Currently, only 8% of food in India is consumed outside the home. But as more and more women join the workforce, demand for restaurants, takeout and delivery grows.

As such, companies like Zomato enjoy huge growth avenue and investors like Siva will aim to capitalize on this growth.

Data is also particularly cheap in India, with each gigabyte costing around 9¢. This means businesses, including courier service Reddington, can compete globally with far lower overhead than their peers.

Combine low data costs with cheap labor, and Siva tells the story of an Indian engineering company booking a margin of over 20%, while its closest competitor managed 8%.

While COVID-19 has dampened much of global trade, it has also highlighted the risks deep within supply chains, particularly in pharmaceuticals, says Siva, another theme the new fund is targeting. to develop.

India’s growth potential has often appealed to investors, but there are still underlying macroeconomic risks that Siva is all too aware of.

The first is rising oil prices.
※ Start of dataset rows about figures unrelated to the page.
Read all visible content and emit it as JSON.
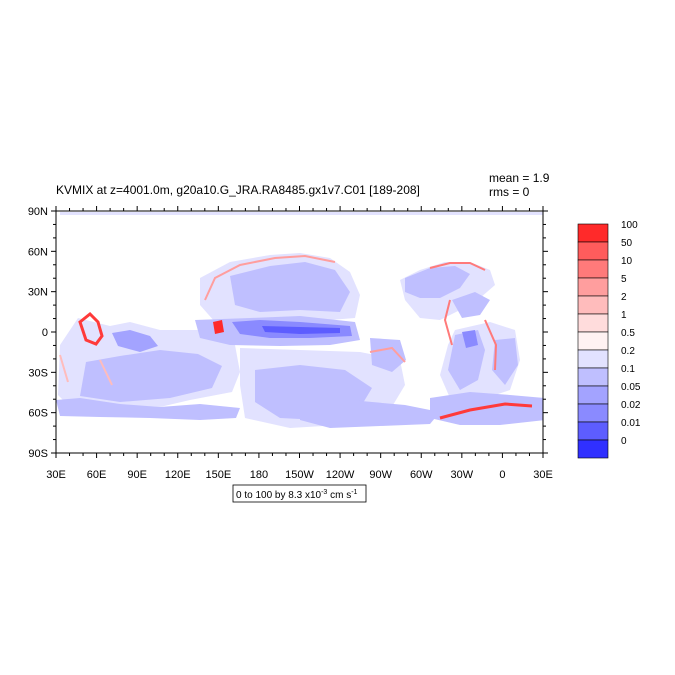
{
  "title": "KVMIX at z=4001.0m, g20a10.G_JRA.RA8485.gx1v7.C01 [189-208]",
  "stats": {
    "mean": "mean = 1.9",
    "rms": "rms = 0"
  },
  "x_tick_labels": [
    "30E",
    "60E",
    "90E",
    "120E",
    "150E",
    "180",
    "150W",
    "120W",
    "90W",
    "60W",
    "30W",
    "0",
    "30E"
  ],
  "y_tick_labels": [
    "90N",
    "60N",
    "30N",
    "0",
    "30S",
    "60S",
    "90S"
  ],
  "colorbar": {
    "levels": [
      "100",
      "50",
      "10",
      "5",
      "2",
      "1",
      "0.5",
      "0.2",
      "0.1",
      "0.05",
      "0.02",
      "0.01",
      "0"
    ],
    "colors": [
      "#ff2a2a",
      "#ff5c5c",
      "#ff7a7a",
      "#ff9e9e",
      "#ffbcbc",
      "#ffdcdc",
      "#fff2f2",
      "#e2e2ff",
      "#bfbfff",
      "#a3a3ff",
      "#8a8aff",
      "#5d5dff",
      "#3030ff"
    ]
  },
  "contour_info": {
    "text_main": "0 to 100 by 8.3 x10",
    "text_exp": "-3",
    "text_units": " cm s",
    "text_units_exp": "-1"
  },
  "chart_data": {
    "type": "heatmap",
    "title": "KVMIX at z=4001.0m, g20a10.G_JRA.RA8485.gx1v7.C01 [189-208]",
    "variable": "KVMIX",
    "depth": "z=4001.0m",
    "mean": 1.9,
    "rms": 0,
    "x_axis": {
      "range": [
        "30E",
        "30E"
      ],
      "ticks": [
        "30E",
        "60E",
        "90E",
        "120E",
        "150E",
        "180",
        "150W",
        "120W",
        "90W",
        "60W",
        "30W",
        "0",
        "30E"
      ]
    },
    "y_axis": {
      "range": [
        "90S",
        "90N"
      ],
      "ticks": [
        "90N",
        "60N",
        "30N",
        "0",
        "30S",
        "60S",
        "90S"
      ]
    },
    "color_levels": [
      0,
      0.01,
      0.02,
      0.05,
      0.1,
      0.2,
      0.5,
      1,
      2,
      5,
      10,
      50,
      100
    ],
    "contour_range": "0 to 100 by 8.3 x10^-3 cm s^-1"
  }
}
As a net oil importer, India is exposed to oil price volatility and its transition to a renewable economy is very slow. The other is rising interest rates.

COVID-19 has finally pushed Indian interest rates low enough to kick-start business expansion, and Siva says they need to stay low longer to ensure micro and medium enterprises will still have access to cheap capital .

“The ideal environment for India is that the rest of the world is recovering but we don’t have much inflation because that means interest rates will go up everywhere,” says Siva.

“And in India, rising interest rates will hold back the economy because of this access to capital.”